Genau und dann, 2 Jahre später, fällt ihm ein, einfach mal so aus heiterem Himmel einen Thread aufzumachen, indem er von einer Drittanbieterseite eine AddOnfile zum Runterladen anbietet? Wenn es ein Update dieses AddOns gibt, ist es definitiv mit als erstes auf Buffed.de und Curse! Und wenn, dann würde es ehr als News, als ein Thread herausgegeben werden!


----------



## ichbinnichtschuld (7. August 2009)

das ist ne rar datei, drinne sind nur lua textdateien... manche werden hier echt paranoid

da ist garkeine möglichkeit nen trojaner drinen zu verstecken. uploaded.to ist auch einer der vertrauenswürdigen filehoster seiten

man kann sich auch einfach per svn hier ne aktuelle version ziehn:
http://www.wowace.com/addons/atlasloot-enh...ories/mainline/


----------



## WeRkO (7. August 2009)

Zice schrieb:


> wer mit addons spielt is nen nub.... standard wow ftw..kein wunder wenn so viele wegen schlechtem ping und so rumweinen....
> 
> 
> Dieser Inhalt steht nur eingeloggten Mitgliedern zur Verfügung.



Wer nicht weiss das AddOns den Ping nicht beeinflussen ist ein nub.


----------



## Annovella (7. August 2009)

ichbinnichtschuld schrieb:


> das ist ne rar datei, drinne sind nur lua textdateien... manche werden hier echt paranoid
> 
> da ist garkeine möglichkeit nen trojaner drinen zu verstecken. uploaded.to ist auch einer der vertrauenswürdigen filehoster seiten



Klar ist Uploadet vertrauensvoll, aber man kann auf dieser Seite enauso wie auf jeder anderen acuh Dateien hochladen, wie z.b.
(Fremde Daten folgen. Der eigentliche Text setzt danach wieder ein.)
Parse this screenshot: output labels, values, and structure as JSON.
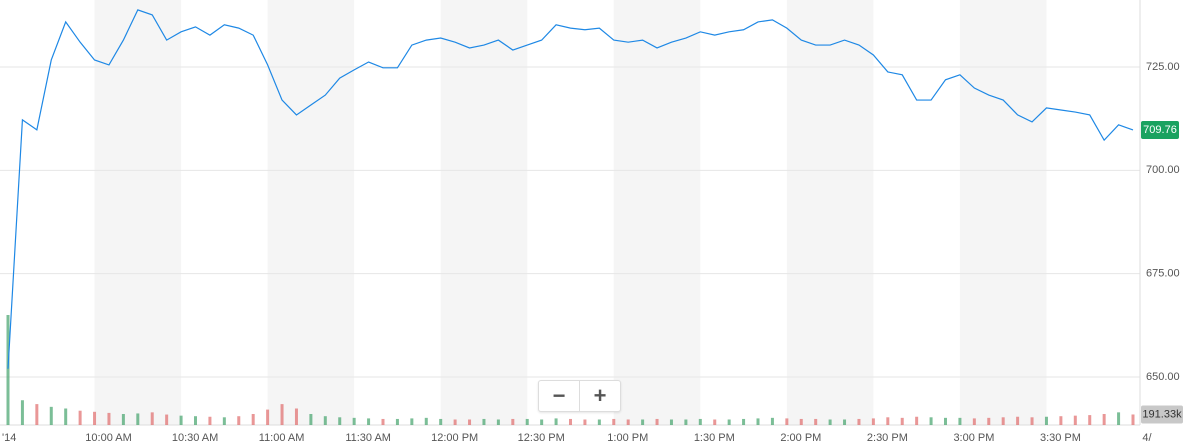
{
  "chart_data": {
    "type": "line",
    "x": [
      "9:30 AM",
      "9:35 AM",
      "9:40 AM",
      "9:45 AM",
      "9:50 AM",
      "9:55 AM",
      "10:00 AM",
      "10:05 AM",
      "10:10 AM",
      "10:15 AM",
      "10:20 AM",
      "10:25 AM",
      "10:30 AM",
      "10:35 AM",
      "10:40 AM",
      "10:45 AM",
      "10:50 AM",
      "10:55 AM",
      "11:00 AM",
      "11:05 AM",
      "11:10 AM",
      "11:15 AM",
      "11:20 AM",
      "11:25 AM",
      "11:30 AM",
      "11:35 AM",
      "11:40 AM",
      "11:45 AM",
      "11:50 AM",
      "11:55 AM",
      "12:00 PM",
      "12:05 PM",
      "12:10 PM",
      "12:15 PM",
      "12:20 PM",
      "12:25 PM",
      "12:30 PM",
      "12:35 PM",
      "12:40 PM",
      "12:45 PM",
      "12:50 PM",
      "12:55 PM",
      "1:00 PM",
      "1:05 PM",
      "1:10 PM",
      "1:15 PM",
      "1:20 PM",
      "1:25 PM",
      "1:30 PM",
      "1:35 PM",
      "1:40 PM",
      "1:45 PM",
      "1:50 PM",
      "1:55 PM",
      "2:00 PM",
      "2:05 PM",
      "2:10 PM",
      "2:15 PM",
      "2:20 PM",
      "2:25 PM",
      "2:30 PM",
      "2:35 PM",
      "2:40 PM",
      "2:45 PM",
      "2:50 PM",
      "2:55 PM",
      "3:00 PM",
      "3:05 PM",
      "3:10 PM",
      "3:15 PM",
      "3:20 PM",
      "3:25 PM",
      "3:30 PM",
      "3:35 PM",
      "3:40 PM",
      "3:45 PM",
      "3:50 PM",
      "3:55 PM",
      "4:00 PM"
    ],
    "series": [
      {
        "color": "#1e88e5",
        "values": [
          652,
          712.2,
          709.8,
          726.7,
          735.9,
          731,
          726.7,
          725.5,
          731.5,
          738.8,
          737.6,
          731.5,
          733.5,
          734.7,
          732.7,
          735.2,
          734.4,
          732.7,
          725.5,
          717,
          713.4,
          715.8,
          718.2,
          722.3,
          724.3,
          726.2,
          724.8,
          724.8,
          730.3,
          731.5,
          732,
          731,
          729.6,
          730.3,
          731.5,
          729.1,
          730.3,
          731.5,
          735.2,
          734.4,
          734,
          734.4,
          731.5,
          731,
          731.5,
          729.6,
          731,
          732,
          733.5,
          732.7,
          733.5,
          734,
          735.9,
          736.4,
          734.4,
          731.5,
          730.3,
          730.3,
          731.5,
          730.3,
          727.9,
          723.8,
          723.1,
          717,
          717,
          721.9,
          723.1,
          719.9,
          718.2,
          717,
          713.4,
          711.7,
          715.1,
          714.6,
          714.1,
          713.4,
          707.3,
          711,
          709.76
        ]
      }
    ],
    "volume": {
      "values": [
        2000000,
        450000,
        380000,
        330000,
        300000,
        260000,
        240000,
        220000,
        200000,
        210000,
        230000,
        190000,
        170000,
        160000,
        150000,
        140000,
        160000,
        200000,
        280000,
        380000,
        300000,
        200000,
        160000,
        140000,
        130000,
        120000,
        110000,
        110000,
        120000,
        130000,
        110000,
        100000,
        100000,
        110000,
        100000,
        110000,
        110000,
        100000,
        120000,
        110000,
        100000,
        100000,
        110000,
        100000,
        100000,
        110000,
        100000,
        100000,
        110000,
        100000,
        100000,
        110000,
        120000,
        130000,
        120000,
        110000,
        110000,
        100000,
        100000,
        110000,
        120000,
        140000,
        130000,
        150000,
        140000,
        130000,
        130000,
        120000,
        130000,
        140000,
        150000,
        140000,
        150000,
        160000,
        170000,
        180000,
        200000,
        230000,
        191330
      ],
      "ylim": [
        0,
        3000000
      ],
      "up_color": "#43a36b",
      "down_color": "#e06b6b",
      "last_label": {
        "value": 191330,
        "label": "191.33k"
      }
    },
    "last_price": 709.76,
    "last_price_color": "#1aa260",
    "ylim": [
      638.4,
      741.2
    ],
    "yticks": [
      {
        "value": 650,
        "label": "650.00"
      },
      {
        "value": 675,
        "label": "675.00"
      },
      {
        "value": 700,
        "label": "700.00"
      },
      {
        "value": 725,
        "label": "725.00"
      }
    ],
    "xticks": [
      "'14",
      "10:00 AM",
      "10:30 AM",
      "11:00 AM",
      "11:30 AM",
      "12:00 PM",
      "12:30 PM",
      "1:00 PM",
      "1:30 PM",
      "2:00 PM",
      "2:30 PM",
      "3:00 PM",
      "3:30 PM",
      "4/"
    ],
    "grid": true,
    "zoom_buttons": [
      "−",
      "+"
    ]
  }
}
Keylogger oder Viren.


----------



## mommel (7. August 2009)

Braab wenn man solch nen Mist hier sieht wird einem schlecht.
A hat einer schon nen Onlinevirenscan gemacht
B haben schon einige die Richtigkeit bestätigt
C hab ich mir die schoße in ne Sandbox geladen gescannt und geöffnet und nachgeschaut sind nur luas und tocs drin ergo Textfiles. Aber ohne Gewähr

Aber ich machs mir trotzdem nicht drauf weil ich AL nicht mehr nutze.

Aber viel Spaß damit


----------



## WeRkO (7. August 2009)

Annovella schrieb:


> Klar ist Uploadet vertrauensvoll, aber man kann auf dieser Seite enauso wie auf jeder anderen acuh Dateien hochladen, wie z.b. Keylogger oder Viren.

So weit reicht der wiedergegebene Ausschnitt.